Constraints

The field of life-history evolution, into which the stuff I do roughly fits, spends a lot of time thinking about optimality. What is the optimal age to start reproducing? What is the optimal amount of time to spend foraging each day? What is the optimal body size for a creature in a particular niche? The factor being optimized here is fitness, usually measured by the rate at which a sub-population with a particular trait would increase in size. The trait value that leads to the fastest increase is the optimum. Quite often when we calculate an optimum value and then measure the actual values in the population, most individuals are fairly close to the optimum. But fairly often this does not happen, and then we start talking about "optimality with constraints." By this we mean that there are certain conditions that must be met, and the optimum we are looking for is the best value that is consistent with those conditions. The most commonly considered constraint in my field is the constraint of limited resources. If you have only 100 calories a day of energy to expend, you can't expend it all on growth and maintenance and all on reproduction, your reproduction is constrained by the need for maintenance, and vice versa. So we can calculate, given a set of biologically informed assumptions, what the optimal investment in reproduction is at each age. This kind of constraint makes sense to people, and yields many useful insights. That said, it is often the only type of constraint considered in situations where many other constraints potentially come into play.

One type of constraint that is particularly hard to build theory around is that natural selection can only favor those traits that exist. That is, a trait may be drastically suboptimal, but if all individuals in the population have that trait, and the genes which determine it cannot easily be altered by mutation such that they allow a higher fitness solution, the population will continue being far from optimal.

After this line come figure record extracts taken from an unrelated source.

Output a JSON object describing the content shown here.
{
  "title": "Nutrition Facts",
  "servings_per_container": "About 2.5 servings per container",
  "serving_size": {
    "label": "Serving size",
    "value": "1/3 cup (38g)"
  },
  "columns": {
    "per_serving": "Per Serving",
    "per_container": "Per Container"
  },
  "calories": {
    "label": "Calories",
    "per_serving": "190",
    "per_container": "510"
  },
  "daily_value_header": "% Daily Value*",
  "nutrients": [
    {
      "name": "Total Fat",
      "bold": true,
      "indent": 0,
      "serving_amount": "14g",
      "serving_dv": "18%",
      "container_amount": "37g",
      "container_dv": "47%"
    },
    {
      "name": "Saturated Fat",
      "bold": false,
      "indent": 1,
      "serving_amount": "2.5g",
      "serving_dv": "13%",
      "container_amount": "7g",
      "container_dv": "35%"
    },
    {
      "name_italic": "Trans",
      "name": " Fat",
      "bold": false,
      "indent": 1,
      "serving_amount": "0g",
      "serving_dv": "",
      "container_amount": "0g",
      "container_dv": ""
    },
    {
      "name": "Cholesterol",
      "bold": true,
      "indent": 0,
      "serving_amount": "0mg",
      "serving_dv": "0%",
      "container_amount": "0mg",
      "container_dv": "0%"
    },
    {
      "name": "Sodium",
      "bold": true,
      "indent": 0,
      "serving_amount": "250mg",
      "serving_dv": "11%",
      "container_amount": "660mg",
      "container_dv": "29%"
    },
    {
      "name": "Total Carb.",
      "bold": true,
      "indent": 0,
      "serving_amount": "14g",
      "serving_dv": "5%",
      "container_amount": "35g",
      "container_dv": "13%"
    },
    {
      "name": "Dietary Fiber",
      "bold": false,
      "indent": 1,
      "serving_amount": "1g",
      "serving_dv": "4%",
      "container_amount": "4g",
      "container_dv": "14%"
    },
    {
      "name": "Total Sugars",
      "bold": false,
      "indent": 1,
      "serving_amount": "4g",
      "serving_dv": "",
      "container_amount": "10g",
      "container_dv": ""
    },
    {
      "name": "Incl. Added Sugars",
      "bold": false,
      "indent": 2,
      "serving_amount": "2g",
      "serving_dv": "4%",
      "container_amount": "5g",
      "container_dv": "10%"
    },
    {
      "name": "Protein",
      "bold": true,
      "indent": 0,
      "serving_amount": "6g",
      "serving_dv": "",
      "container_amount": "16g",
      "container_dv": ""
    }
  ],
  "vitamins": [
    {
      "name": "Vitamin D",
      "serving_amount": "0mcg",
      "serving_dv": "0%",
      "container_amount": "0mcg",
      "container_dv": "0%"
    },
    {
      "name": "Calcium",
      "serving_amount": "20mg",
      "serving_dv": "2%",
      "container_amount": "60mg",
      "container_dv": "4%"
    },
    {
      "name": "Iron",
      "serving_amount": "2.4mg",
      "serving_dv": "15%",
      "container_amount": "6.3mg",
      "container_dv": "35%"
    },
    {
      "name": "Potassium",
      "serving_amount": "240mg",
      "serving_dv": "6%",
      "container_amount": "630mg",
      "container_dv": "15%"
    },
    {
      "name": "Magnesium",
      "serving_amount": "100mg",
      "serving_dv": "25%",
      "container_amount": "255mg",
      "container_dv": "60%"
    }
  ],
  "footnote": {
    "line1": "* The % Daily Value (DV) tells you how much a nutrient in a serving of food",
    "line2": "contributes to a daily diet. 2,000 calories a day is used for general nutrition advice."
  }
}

A classic example of this type of suboptimality is known as the 'obstetric dilemma.' This is the problem that humans have narrow pelvises and big heads, and the head has to pass through the pelvis during birth. In a (now somewhat out of date but still sound for our purposes) summary of one hypothesis of how humans diverged from our chimply relatives, Kristen Hawkes (the anthropologist behind the Grandmother Hypothesis) described (in 2003) the central role this obstetric dilemma played in human evolution thusly:

* Drying environments in the late Tertiary constricted African forests, making capacities to use alternative foods more advantageous among ancestral apes.
* Bipedalism was then favored because it freed hands for tool use, which
increased success at hunting big animals, and this put a premium
on larger brains.
* But the mechanics of bipedal locomotion limited pelvic width, so brain expansion created an ‘‘obstetrical dilemma’’ requiring most brain growth to be postnatal.
Consequently, children with developing brains were immature longer and were more dependent, for a longer time, on maternal care.
* The care requirements interfered with maternal hunting, so mothers relied on
provisioning from hunting mates. This help from fathers allowed mothers to produce more surviving offspring.
* Thus, parents formed lasting bonds and nuclear families became the fundamental
units of cooperation in which a sexual division of labor served familial goals of production and reproduction.

Now according to this story, variations of which are still supported by the scientific evidence,much of the distinctness of human life-history comes through:
1. The need for large brains and small pelvises
2. Which explains why our babies are so undeveloped
3. Which explains we take so long to mature
4. Which is an important part in explaining why we end up with our social system.
5. Which explains why we live so long.

So the optimality of a narrow pelvis, the optimality of a large brain and the need for
that brain to pass through that pelvis ends up being a central fact of human evolution. And why, we may ask, is it optimal for the baby's skull to pass through the mother's pelvis? The apparent answer is that if there is only one possible trait, that trait is the best of all possible traits.

The pattern of vertebrates expelling their young through their pelvis dates back to
before vertebrates actually had pelvises.

Note that this fish has its gonads above and in front of its pelvic fin. That is a common trait among fish, including the lobe-finned fish from which all terrestiral vertebrates are descended. The lobe-finned fishes had bony feet with which they could support themselves on the sea floor, and the bones in their pelvic fins would eventually be modified by evolution into the legs and pelvis.



Now the first terrestrial vertebrates were amphibians, and like most frogs and salamanders, laid small soft eggs, so it was probably no problem for them to continue having the gonads in front and running a tube through the pelvis to the cloaca. This system only became problematic when the eggs got large and hard, as they are in reptiles like turtles. Turtle people like to talk about "pelvic consraint" when they discuss why turtles don't make bigger eggs.

The only non-fish vertebrates to escape the need to run the babies through the pelvis are those that no longer have ana full pelvis, like whales and most snakes. To my knowledge nobody has managed to invent an alternative outlet, so everybody, including us, has to find one way or another to get through the pelvis. In fact, the only alternative is a human invention, the cesarian section.

This obstetric dillema is a very obvious contraint of the 'no alternative' type. Whenever I get a chance to write another longish post, I'll give an example of a constraint where the lack of alternatives is less obvious because it is genetic rather than anatomical.